Wednesday, 11 May 2011

Typography

Typography: The art of arrangemant, style, appearance and printing of type and typefaces.

This week we were looking at Typography and how it is an essential part within web design. We immediately found out that there are a numbar of problems for web typography. It has to work accros different computer platforms as well as screen sizes, the web designer must understand issues and address them, maintain some kind of control, line length, number of lines and font sizes. These are all things that need to be taken into consideration when creating a website.
           We were then given a list of typography designers, from this i chose to do some research on Paul Baker. While looking through his website, i came accross alot of the work that he does as well as awards that he's won and some of the high end clients that he has worked for, Yale University Press, Los Angeles County Museum of Art and Caxton Club of Chicago to name a few. i also found a very useful section on Setting Type which gave an overview of typography including Letter Spacing, Word Spacing, Leading, Type Selection and Formatting I found this all very useless when i came to creating my five page website.

http://www.pbtweb.com/index.html here is the link to the website.
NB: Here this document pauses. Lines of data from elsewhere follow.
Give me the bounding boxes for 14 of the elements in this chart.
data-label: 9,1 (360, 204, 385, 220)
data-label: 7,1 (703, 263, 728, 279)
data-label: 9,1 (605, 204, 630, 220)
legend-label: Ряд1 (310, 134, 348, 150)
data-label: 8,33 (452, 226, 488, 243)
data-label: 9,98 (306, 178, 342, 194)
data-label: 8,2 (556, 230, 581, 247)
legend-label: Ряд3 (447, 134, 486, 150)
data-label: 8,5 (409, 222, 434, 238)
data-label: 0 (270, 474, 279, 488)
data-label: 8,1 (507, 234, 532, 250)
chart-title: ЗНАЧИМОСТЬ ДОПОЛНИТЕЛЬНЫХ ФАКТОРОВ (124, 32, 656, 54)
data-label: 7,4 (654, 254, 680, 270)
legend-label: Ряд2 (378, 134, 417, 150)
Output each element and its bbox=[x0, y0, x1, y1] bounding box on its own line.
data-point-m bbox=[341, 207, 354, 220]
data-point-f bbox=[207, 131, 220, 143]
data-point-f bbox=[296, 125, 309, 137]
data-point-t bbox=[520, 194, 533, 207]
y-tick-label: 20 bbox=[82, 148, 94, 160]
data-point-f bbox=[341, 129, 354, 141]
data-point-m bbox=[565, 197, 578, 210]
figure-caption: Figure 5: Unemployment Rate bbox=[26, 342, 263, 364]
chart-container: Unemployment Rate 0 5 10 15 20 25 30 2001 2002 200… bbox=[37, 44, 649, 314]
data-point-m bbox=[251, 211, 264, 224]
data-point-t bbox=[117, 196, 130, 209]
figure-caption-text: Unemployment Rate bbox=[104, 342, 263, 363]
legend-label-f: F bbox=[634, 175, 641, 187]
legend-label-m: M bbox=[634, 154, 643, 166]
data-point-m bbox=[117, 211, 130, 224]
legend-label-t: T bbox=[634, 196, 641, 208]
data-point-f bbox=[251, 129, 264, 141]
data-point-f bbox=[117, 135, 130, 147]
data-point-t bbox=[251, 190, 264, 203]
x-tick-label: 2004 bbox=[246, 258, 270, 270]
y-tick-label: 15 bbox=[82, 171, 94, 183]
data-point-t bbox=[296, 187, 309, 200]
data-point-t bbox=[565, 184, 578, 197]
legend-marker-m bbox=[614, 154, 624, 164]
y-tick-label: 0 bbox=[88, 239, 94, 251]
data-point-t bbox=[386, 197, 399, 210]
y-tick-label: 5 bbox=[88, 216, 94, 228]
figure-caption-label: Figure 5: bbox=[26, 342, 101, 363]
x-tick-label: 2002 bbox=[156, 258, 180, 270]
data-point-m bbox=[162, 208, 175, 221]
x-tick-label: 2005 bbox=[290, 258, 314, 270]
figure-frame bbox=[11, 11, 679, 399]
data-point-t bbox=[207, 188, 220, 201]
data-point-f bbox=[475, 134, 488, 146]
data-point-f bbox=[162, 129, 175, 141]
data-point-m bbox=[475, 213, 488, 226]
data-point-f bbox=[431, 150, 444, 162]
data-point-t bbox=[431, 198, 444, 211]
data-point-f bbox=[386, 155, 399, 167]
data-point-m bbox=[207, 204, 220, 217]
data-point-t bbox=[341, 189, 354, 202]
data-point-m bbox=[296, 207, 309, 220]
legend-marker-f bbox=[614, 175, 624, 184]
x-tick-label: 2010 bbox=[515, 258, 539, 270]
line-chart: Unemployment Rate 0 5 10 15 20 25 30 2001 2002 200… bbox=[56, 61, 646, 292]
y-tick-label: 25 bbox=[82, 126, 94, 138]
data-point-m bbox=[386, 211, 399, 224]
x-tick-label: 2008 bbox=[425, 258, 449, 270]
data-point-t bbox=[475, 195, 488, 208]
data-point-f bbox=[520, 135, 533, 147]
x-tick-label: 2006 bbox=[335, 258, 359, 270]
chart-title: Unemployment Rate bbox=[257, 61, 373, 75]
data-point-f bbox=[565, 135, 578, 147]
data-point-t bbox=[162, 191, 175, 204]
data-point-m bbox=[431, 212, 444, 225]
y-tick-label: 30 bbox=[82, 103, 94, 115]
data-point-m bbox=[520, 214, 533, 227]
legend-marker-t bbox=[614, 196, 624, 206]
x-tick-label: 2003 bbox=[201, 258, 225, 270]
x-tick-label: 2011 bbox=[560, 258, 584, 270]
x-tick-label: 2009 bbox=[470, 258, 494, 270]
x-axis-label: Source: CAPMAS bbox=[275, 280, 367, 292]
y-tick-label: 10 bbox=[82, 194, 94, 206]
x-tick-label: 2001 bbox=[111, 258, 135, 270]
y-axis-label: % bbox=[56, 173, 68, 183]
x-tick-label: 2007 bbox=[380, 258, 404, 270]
Going back to the Seminar we found out about different font styles and some the arew widely used across the web which would help us choose a font which would meet the criteria for different systems and screen sizes.

Serif Fonts: Serif's are non-structural detailson the ends of some of the strokesthat make up letters and symbols. Commonly available Serif fonts, Times New Roman and Georgia.

Sans-Serif Fonts: Simply a font that doesn't have serif's. Sans-serif fonts are more common for on screen text, particularly for headlines and sub-heads. Coomnly available Sans-Serif fonts, Arial, Helvetica, Verdana, Tahoma anf Trebuchet MS.

Font Size and Spacing

It used to be that font sizes were specified within the HTML markup of a web page. Now, XHTML requires “well formed” markup, so font sizes and line heights are specified within the CSS. In CSS, font sizes can be specified using a number of different measurement units. All of these units allow the user to change the font size in their browser settings, if they so wish. In addition, some of these units are designed to ‘scale’ the whole page (in practice, the width of the column containing the text) if the user changes the font size.

CSS Syntax         Measurement Unit
px                        pixels
pt                         points
pc                        picas
mm                      millimetres
cm                       centimetres
in                         inches
%                        percent
em                       a unit of measure that is relative to the width of the letter in that typeface                      
ex                        same principle as em, but based on the height of the lowercase letter in the given typeface

Some things to remember:
Don't mix too many fonts in a webpage.
Generally, two fonts and suffiecient in any design.
Don't forget you can use typeface variations (bold, italic, etc) for different content areas.
Try designing a page that use only one font for all text areas.
You can experiment with font colour and hierachy too.